Divagações: Vermiglio

Vermiglio

Antes de assistir Vermiglio, eu tentei convencer uma pessoa a me fazer companhia. Nesse processo, li uma série de sinopses que traziam variações das mesmas informações (todas falavam sobre o mesmo filme, afinal!), mas sem muitos detalhes – e algumas, aliás, deixavam elementos bem importantes de fora. Ao efetivamente ver o filme, percebi que ele é mais interessante que todas elas. Então, vou fazer um esforço para apresentar a produção sob uma luz diferente.

A história se passa em uma vila isolada nos alpes italianos. Durante os anos finais da 2ª Guerra Mundial, o local recebe de volta um de seus rapazes (Santiago Fondevila) em circunstâncias complicadas: machucado, ele vem fugido das tropas inimigas nos ombros de um companheiro, Pietro Riso (Giuseppe De Domenico), que é natural da Sicília. Na posição de desertores, eles precisam do apoio dos demais para permanecerem ocultos até o fim da guerra. 

A recepção para o “forasteiro” quietão, entretanto, é mista – alguns expressam gratidão e outros enxergam apenas um estranho, que fala outro dialeto. Entre os que se colocam a favor do recém-chegado está o professor da escolinha local, Cesare Graziadei (Tommaso Ragno), um homem rígido e com uma penca de filhos, mas que parece ser justo e esclarecido. E essa aproximação faz com que Pietro e a filha mais velha do professor, Lucia (Martina Scrinzi), acabem iniciando um relacionamento.

Contudo, uma grande desilusão não demora a atingir a todos, afetando Lucia em especial. É a partir desse momento que os personagens mostram suas verdadeiras crenças, lealdades e falhas. Para completar, com o fim da guerra e a necessidade de se reconstruírem emocionalmente, várias dessas pessoas precisarão buscar novos caminhos.

Dessa forma, Vermiglio retrata o fim de um período muito específico. Afinal, sabemos que haverá uma grande revolução tecnológica e cultural em breve.
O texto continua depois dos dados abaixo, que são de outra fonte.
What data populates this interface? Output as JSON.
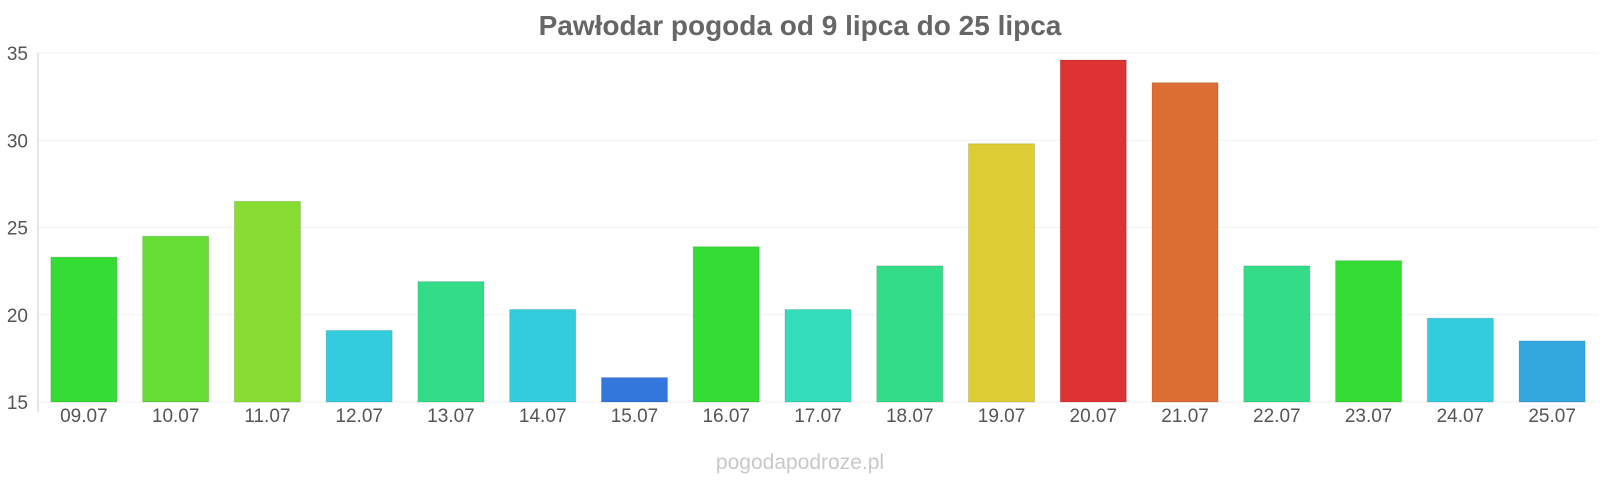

Há até um vestígio disso, com a mãe da família, Adele (Roberta Rovelli), expressando seus descontentamentos e com a irmã do meio, Ada (Rachele Potrich), descobrindo sua sexualidade com um empurrão da rebelde local (Carlotta Gamba). 

Não por acaso, a diretora e roteirista Maura Delpero colocou os irmãos dessa família (Patrick Gardner e Enrico Panizza) em posições de ignorância e/ou inocência. Já a irmã mais nova, Flavia (Anna Thaler), parece ser destinada a sair do vilarejo e buscar algo melhor e maior para si mesma. É chegado o momento de as mulheres conquistarem seus espaços. Também são elas que passarão essas histórias adiante, já que o filme se baseia em relatos da própria família da cineasta.

Esse processo de mudança, entretanto, é difícil, sofrido e lento. Em um local rodeado de montanhas, há muito silêncio e a paisagem vai demarcando as estações do ano (a trilha sonora é bela e esparsa; portanto, também é bem demarcada). Dia após dia, tudo o que os personagens fazem é tentar sobreviver, produzindo seus próprios alimentos e tentando manter uma relação cordial com os vizinhos.

Vermiglio, obviamente, não combina nem um pouco com essa temporada de blockbusters que está se desenhando, mas suponho que seu lançamento funcione justamente para que exista uma alternativa (ainda que em poucas salas), com algo mais lento e reflexivo. Este é, sem dúvida, um filme muito bem construído e que traz uma série de pontos interessantes – resta saber se ele vai encontrar seu público.